Greed and corruption certainly existed, but they would not have had such fertile ground to grow in the absence of federal protection against failure.
In the early 1990s, the government established the Resolution Trust Company (RTC) to buy up the inflated assets of failed S&Ls and sell them for whatever they were worth.
This resembles the current Treasury Department Troubled Assets Relief Program (TARP) that will be used to buy up inflated credit securities and sell them for whatever they are worth.
Again, another regulation against failure will allow banks, after pumping an industry to create a bubble, to confiscate any remaining assets for cheap.
The 1990s was also the decade where the banking system learned that, no matter how poorly their domestic or foreign lending decisions were, the US federal government would bail them out.
All they had to do was pump a market or country full of cheap money, then remove the easy profits at the top of the bubble, then get back in during the collapse when prices fell.

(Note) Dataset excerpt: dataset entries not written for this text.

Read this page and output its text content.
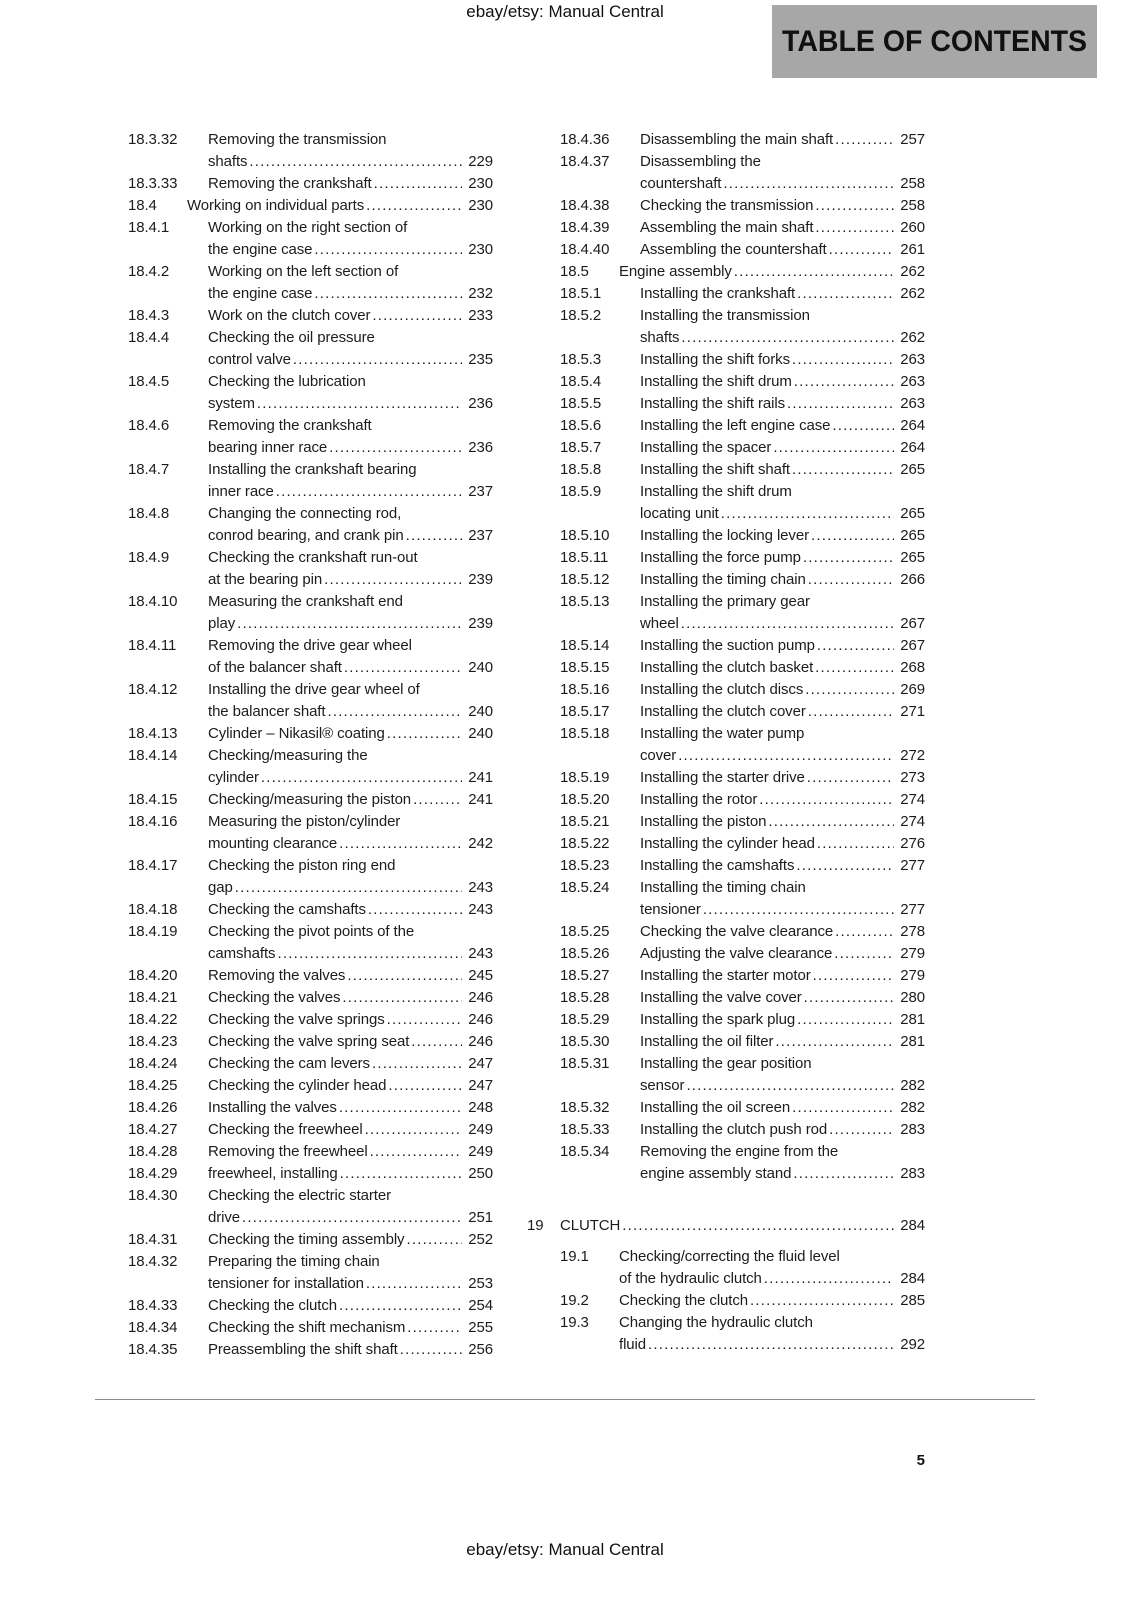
ebay/etsy: Manual Central
TABLE OF CONTENTS
18.3.32	Removing the transmission
shafts .....	229
18.3.33	Removing the crankshaft .....	230
18.4	Working on individual parts .....	230
18.4.1	Working on the right section of
the engine case .....	230
18.4.2	Working on the left section of
the engine case .....	232
18.4.3	Work on the clutch cover .....	233
18.4.4	Checking the oil pressure
control valve .....	235
18.4.5	Checking the lubrication
system .....	236
18.4.6	Removing the crankshaft
bearing inner race .....	236
18.4.7	Installing the crankshaft bearing
inner race .....	237
18.4.8	Changing the connecting rod,
conrod bearing, and crank pin .....	237
18.4.9	Checking the crankshaft run-out
at the bearing pin .....	239
18.4.10	Measuring the crankshaft end
play .....	239
18.4.11	Removing the drive gear wheel
of the balancer shaft .....	240
18.4.12	Installing the drive gear wheel of
the balancer shaft .....	240
18.4.13	Cylinder – Nikasil® coating .....	240
18.4.14	Checking/measuring the
cylinder .....	241
18.4.15	Checking/measuring the piston .....	241
18.4.16	Measuring the piston/cylinder
mounting clearance .....	242
18.4.17	Checking the piston ring end
gap .....	243
18.4.18	Checking the camshafts .....	243
18.4.19	Checking the pivot points of the
camshafts .....	243
18.4.20	Removing the valves .....	245
18.4.21	Checking the valves .....	246
18.4.22	Checking the valve springs .....	246
18.4.23	Checking the valve spring seat .....	246
18.4.24	Checking the cam levers .....	247
18.4.25	Checking the cylinder head .....	247
18.4.26	Installing the valves .....	248
18.4.27	Checking the freewheel .....	249
18.4.28	Removing the freewheel .....	249
18.4.29	freewheel, installing .....	250
18.4.30	Checking the electric starter
drive .....	251
18.4.31	Checking the timing assembly .....	252
18.4.32	Preparing the timing chain
tensioner for installation .....	253
18.4.33	Checking the clutch .....	254
18.4.34	Checking the shift mechanism .....	255
18.4.35	Preassembling the shift shaft .....	256
18.4.36	Disassembling the main shaft .....	257
18.4.37	Disassembling the
countershaft .....	258
18.4.38	Checking the transmission .....	258
18.4.39	Assembling the main shaft .....	260
18.4.40	Assembling the countershaft .....	261
18.5	Engine assembly .....	262
18.5.1	Installing the crankshaft .....	262
18.5.2	Installing the transmission
shafts .....	262
18.5.3	Installing the shift forks .....	263
18.5.4	Installing the shift drum .....	263
18.5.5	Installing the shift rails .....	263
18.5.6	Installing the left engine case .....	264
18.5.7	Installing the spacer .....	264
18.5.8	Installing the shift shaft .....	265
18.5.9	Installing the shift drum
locating unit .....	265
18.5.10	Installing the locking lever .....	265
18.5.11	Installing the force pump .....	265
18.5.12	Installing the timing chain .....	266
18.5.13	Installing the primary gear
wheel .....	267
18.5.14	Installing the suction pump .....	267
18.5.15	Installing the clutch basket .....	268
18.5.16	Installing the clutch discs .....	269
18.5.17	Installing the clutch cover .....	271
18.5.18	Installing the water pump
cover .....	272
18.5.19	Installing the starter drive .....	273
18.5.20	Installing the rotor .....	274
18.5.21	Installing the piston .....	274
18.5.22	Installing the cylinder head .....	276
18.5.23	Installing the camshafts .....	277
18.5.24	Installing the timing chain
tensioner .....	277
18.5.25	Checking the valve clearance .....	278
18.5.26	Adjusting the valve clearance .....	279
18.5.27	Installing the starter motor .....	279
18.5.28	Installing the valve cover .....	280
18.5.29	Installing the spark plug .....	281
18.5.30	Installing the oil filter .....	281
18.5.31	Installing the gear position
sensor .....	282
18.5.32	Installing the oil screen .....	282
18.5.33	Installing the clutch push rod .....	283
18.5.34	Removing the engine from the
engine assembly stand .....	283
19	CLUTCH .....	284
19.1	Checking/correcting the fluid level
of the hydraulic clutch .....	284
19.2	Checking the clutch .....	285
19.3	Changing the hydraulic clutch
fluid .....	292
5
ebay/etsy: Manual Central
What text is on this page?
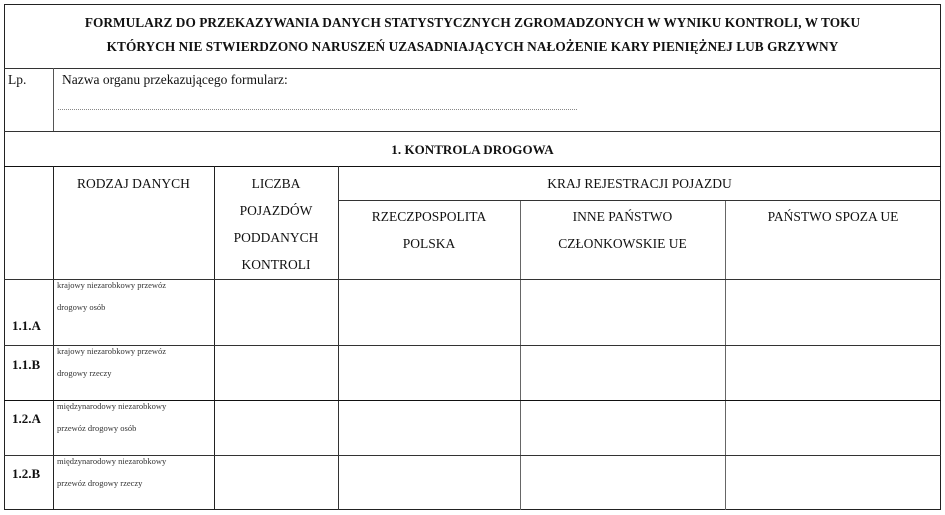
FORMULARZ DO PRZEKAZYWANIA DANYCH STATYSTYCZNYCH ZGROMADZONYCH W WYNIKU KONTROLI, W TOKU
KTÓRYCH NIE STWIERDZONO NARUSZEŃ UZASADNIAJĄCYCH NAŁOŻENIE KARY PIENIĘŻNEJ LUB GRZYWNY
Lp.	Nazwa organu przekazującego formularz:
1. KONTROLA DROGOWA
RODZAJ DANYCH	LICZBA
POJAZDÓW
PODDANYCH
KONTROLI
KRAJ REJESTRACJI POJAZDU
RZECZPOSPOLITA
POLSKA
INNE PAŃSTWO
CZŁONKOWSKIE UE
PAŃSTWO SPOZA UE
1.1.A
krajowy niezarobkowy przewóz
drogowy osób
1.1.B
krajowy niezarobkowy przewóz
drogowy rzeczy
1.2.A
międzynarodowy niezarobkowy
przewóz drogowy osób
1.2.B
międzynarodowy niezarobkowy
przewóz drogowy rzeczy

Of course, the "collapse" of a manipulated market bubble was summarily declared a "crisis" in the "free market," and a taxpayer-funded bailout was required to prevent a credit crunch.
This happened during the Mexican peso crisis, South East Asia crisis, and collapse of hedge fund LTCM, to name a few.
Every time there was a problem, the Federal Reserve turned on the money spigots, lowered interest rates and kept them low, and investment firms were bought or bailed out to avoid actual failure.
The internet stock and 9/11 recession were classic examples of this, as the Fed lowered interest rates beyond all reasonable levels and kept them low while the housing market was pumped full of easy money.
The artificially low rates turned a housing boom into an unsustainable bubble, while no one had a stake in the failure or success of any particular borrower.
Lending standards disappeared.
Mortgage originators were only too happy to make loans to people who had no money or income that could be used to pay back the loan.
Wall Street financial institutions enjoyed the profits they made from funding these types of loans.
Investors around the world were only too happy to buy the AAA-rated securities that were created from these subprime mortgages.
It was another participation scheme, but on a global level.
When rates began to rise, and people began taking a look at who actually received subprime mortgages, the industry collapsed virtually overnight.
But subprime lenders were simply conduits for money from Wall Street.
Once the large investment firms started to feel the pain of the collapse, an emergency was declared in the markets.
The Fed and Congress reacted immediately and allowed the firms to loot the economy with bailout after bailout, new Fed auction window after new Fed auction window, and federally guaranteed loan after federally guaranteed loan.
The only hope that legislators still have is for another bubble to form or the complete looting of the American economy.
With no boom in any market sector right now, it is difficult for the manipulators to create stability and upward momentum for the stock market.
Thus, it should be no surprise that Congress went back to the S&L toolbox and has been attempting to prime the pump for another financial bubble to form.
Just a few weeks ago, with the passage of the $700 billion bailout plan that resembles the old S&L Resolution Trust Company, the limits on federal deposit insurance were raised from $100,000 per account to $250,000.
Is Congress desperately trying to inflate a new bubble fueled by corruption, greed, and a federal backstop against failure?